For a configured example dataset, the second line should print at least one fixed-orientation leadfield file.

Workflow usage#

The data-generation workflow reads leadfields from the configured leadfield_dir:

CONFIG = {
    "leadfield_dir": "/path/to/calibrain/data/1284src_leadfield",
    "manifest_path": "/path/to/results/run_manifest/fixed.csv",
}

The calibration workflow uses forward solutions to recover source coordinates when source-space EMD is requested:

CALIBRAIN_DATA/1284src_fwd/<subject>-fwd.fif

Storage policy#

Large forward solutions, leadfields, generated posterior summaries, aggregated NPZ files, and calibration results should remain outside git. The repository .gitignore excludes local data/ and results/ directories by default.

Relationship to generated artifacts#

The example dataset is an input to the workflow. It is distinct from generated outputs:

Artifact

Created by

Purpose

Forward solutions and leadfields

Prepared before running CaliBrain workflows.

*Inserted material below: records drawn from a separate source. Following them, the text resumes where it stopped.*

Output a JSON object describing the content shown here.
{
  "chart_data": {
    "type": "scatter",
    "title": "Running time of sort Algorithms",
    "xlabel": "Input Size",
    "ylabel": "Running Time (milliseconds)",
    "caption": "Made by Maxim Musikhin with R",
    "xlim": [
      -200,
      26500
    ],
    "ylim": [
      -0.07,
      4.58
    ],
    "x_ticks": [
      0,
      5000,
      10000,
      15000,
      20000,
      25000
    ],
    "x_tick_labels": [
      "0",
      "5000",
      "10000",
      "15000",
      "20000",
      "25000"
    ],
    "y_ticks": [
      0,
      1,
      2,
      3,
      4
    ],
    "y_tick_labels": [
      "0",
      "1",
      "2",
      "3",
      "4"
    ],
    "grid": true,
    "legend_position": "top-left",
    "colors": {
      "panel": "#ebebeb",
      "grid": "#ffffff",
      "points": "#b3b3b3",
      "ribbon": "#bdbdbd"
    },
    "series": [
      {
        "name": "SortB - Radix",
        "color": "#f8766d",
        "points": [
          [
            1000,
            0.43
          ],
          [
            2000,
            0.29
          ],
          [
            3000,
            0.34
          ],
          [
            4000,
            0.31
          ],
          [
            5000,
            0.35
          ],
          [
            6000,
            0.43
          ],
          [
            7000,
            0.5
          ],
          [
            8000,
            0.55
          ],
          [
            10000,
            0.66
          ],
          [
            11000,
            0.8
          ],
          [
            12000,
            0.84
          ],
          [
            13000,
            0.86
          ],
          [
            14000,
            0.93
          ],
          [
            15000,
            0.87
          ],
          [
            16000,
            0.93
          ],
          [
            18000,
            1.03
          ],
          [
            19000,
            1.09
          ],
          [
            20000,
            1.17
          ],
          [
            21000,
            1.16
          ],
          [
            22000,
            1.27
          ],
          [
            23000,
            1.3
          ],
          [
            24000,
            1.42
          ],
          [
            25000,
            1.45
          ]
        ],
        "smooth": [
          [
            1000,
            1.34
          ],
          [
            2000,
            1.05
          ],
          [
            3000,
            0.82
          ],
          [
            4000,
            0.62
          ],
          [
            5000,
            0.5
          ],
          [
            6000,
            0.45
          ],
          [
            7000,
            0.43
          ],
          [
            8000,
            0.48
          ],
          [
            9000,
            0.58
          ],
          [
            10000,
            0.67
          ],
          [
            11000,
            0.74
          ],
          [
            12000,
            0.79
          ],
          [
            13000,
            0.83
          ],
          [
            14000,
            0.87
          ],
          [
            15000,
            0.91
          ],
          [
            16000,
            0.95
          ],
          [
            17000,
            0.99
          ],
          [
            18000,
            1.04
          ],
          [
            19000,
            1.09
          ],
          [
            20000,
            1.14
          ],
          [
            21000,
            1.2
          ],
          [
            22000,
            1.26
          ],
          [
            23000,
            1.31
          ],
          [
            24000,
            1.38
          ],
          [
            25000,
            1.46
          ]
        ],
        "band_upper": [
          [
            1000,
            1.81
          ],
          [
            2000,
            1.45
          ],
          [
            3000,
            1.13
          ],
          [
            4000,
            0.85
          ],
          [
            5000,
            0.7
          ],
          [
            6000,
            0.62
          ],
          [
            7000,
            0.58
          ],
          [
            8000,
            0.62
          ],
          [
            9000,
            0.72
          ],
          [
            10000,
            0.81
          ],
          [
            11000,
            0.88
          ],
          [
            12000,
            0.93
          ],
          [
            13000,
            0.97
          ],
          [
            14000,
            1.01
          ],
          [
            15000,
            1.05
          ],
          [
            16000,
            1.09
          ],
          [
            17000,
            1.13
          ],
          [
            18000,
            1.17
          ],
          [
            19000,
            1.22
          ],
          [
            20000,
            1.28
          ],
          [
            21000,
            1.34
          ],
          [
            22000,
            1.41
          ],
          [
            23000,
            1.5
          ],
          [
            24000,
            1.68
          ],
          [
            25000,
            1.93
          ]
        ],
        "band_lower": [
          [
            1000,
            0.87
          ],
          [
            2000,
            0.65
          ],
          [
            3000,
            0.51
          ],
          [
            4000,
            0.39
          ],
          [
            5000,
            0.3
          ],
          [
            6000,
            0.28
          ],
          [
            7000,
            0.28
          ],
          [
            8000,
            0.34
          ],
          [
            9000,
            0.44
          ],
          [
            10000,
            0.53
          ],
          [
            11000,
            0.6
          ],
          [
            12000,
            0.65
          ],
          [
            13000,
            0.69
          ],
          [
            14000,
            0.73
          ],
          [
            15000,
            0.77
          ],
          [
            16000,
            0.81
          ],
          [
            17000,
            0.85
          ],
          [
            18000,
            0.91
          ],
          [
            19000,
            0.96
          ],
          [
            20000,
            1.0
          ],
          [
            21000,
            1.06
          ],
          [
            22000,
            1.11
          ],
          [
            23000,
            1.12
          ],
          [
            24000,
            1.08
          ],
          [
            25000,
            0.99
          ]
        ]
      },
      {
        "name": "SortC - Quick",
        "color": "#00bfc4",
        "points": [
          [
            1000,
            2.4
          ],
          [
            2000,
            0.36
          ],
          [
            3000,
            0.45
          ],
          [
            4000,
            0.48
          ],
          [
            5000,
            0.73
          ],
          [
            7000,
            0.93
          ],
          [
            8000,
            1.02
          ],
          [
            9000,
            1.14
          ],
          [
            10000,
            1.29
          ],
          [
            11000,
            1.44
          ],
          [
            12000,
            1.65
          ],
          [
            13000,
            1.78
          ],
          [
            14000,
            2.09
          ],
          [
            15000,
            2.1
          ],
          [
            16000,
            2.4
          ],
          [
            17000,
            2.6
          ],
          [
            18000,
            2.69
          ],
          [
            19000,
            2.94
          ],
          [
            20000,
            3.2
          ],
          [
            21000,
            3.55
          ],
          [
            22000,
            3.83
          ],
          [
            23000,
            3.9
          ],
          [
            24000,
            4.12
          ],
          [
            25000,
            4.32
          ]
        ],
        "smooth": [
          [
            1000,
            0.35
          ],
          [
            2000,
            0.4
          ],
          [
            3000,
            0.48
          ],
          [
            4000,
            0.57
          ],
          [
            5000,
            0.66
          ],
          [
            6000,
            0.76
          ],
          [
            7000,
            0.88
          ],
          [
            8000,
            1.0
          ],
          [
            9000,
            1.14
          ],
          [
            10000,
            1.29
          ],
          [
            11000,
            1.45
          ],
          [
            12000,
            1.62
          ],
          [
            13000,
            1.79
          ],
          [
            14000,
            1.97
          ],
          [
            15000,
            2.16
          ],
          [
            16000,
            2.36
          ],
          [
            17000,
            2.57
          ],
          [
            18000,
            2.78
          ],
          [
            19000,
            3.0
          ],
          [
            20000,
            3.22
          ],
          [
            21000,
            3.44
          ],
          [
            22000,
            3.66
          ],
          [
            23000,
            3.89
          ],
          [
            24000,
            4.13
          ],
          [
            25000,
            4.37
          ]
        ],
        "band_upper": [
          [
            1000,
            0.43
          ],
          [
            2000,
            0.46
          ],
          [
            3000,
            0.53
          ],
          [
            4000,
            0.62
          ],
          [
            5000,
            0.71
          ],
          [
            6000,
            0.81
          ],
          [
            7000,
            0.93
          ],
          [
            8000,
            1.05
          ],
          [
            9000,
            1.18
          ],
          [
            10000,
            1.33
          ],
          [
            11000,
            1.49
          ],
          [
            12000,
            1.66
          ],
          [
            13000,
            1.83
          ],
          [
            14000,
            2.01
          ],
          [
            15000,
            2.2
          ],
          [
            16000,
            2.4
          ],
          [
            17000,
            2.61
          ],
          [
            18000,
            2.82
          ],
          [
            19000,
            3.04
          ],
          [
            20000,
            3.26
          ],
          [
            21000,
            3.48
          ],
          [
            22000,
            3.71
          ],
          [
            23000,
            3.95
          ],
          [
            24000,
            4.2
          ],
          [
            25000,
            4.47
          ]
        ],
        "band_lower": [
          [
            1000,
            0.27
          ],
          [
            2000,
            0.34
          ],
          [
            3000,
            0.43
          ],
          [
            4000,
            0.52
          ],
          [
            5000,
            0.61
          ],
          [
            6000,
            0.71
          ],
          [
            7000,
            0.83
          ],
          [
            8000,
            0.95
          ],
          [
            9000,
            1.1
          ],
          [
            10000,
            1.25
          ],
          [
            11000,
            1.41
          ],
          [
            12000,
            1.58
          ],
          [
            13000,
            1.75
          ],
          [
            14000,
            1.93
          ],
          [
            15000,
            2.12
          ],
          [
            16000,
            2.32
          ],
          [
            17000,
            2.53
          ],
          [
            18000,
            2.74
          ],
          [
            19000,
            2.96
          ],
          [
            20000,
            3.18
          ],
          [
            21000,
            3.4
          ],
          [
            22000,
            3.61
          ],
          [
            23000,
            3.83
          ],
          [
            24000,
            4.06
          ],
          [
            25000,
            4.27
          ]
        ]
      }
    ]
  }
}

Inputs for simulation, inverse estimation, and spatial metrics.

Posterior H5 summaries

calibrain/workflows/data_generation.py

Raw per-run solver output.

Manifest CSV

calibrain/workflows/data_generation.py

Auditable index of generated posterior summaries.

Aggregated NPZ datasets

calibrain/workflows/aggregation.py

Calibration-ready reduced uncertainty representation.

Calibration JSON records

calibrain/workflows/calibration.py

Pre/post calibration curves, metrics, and metadata.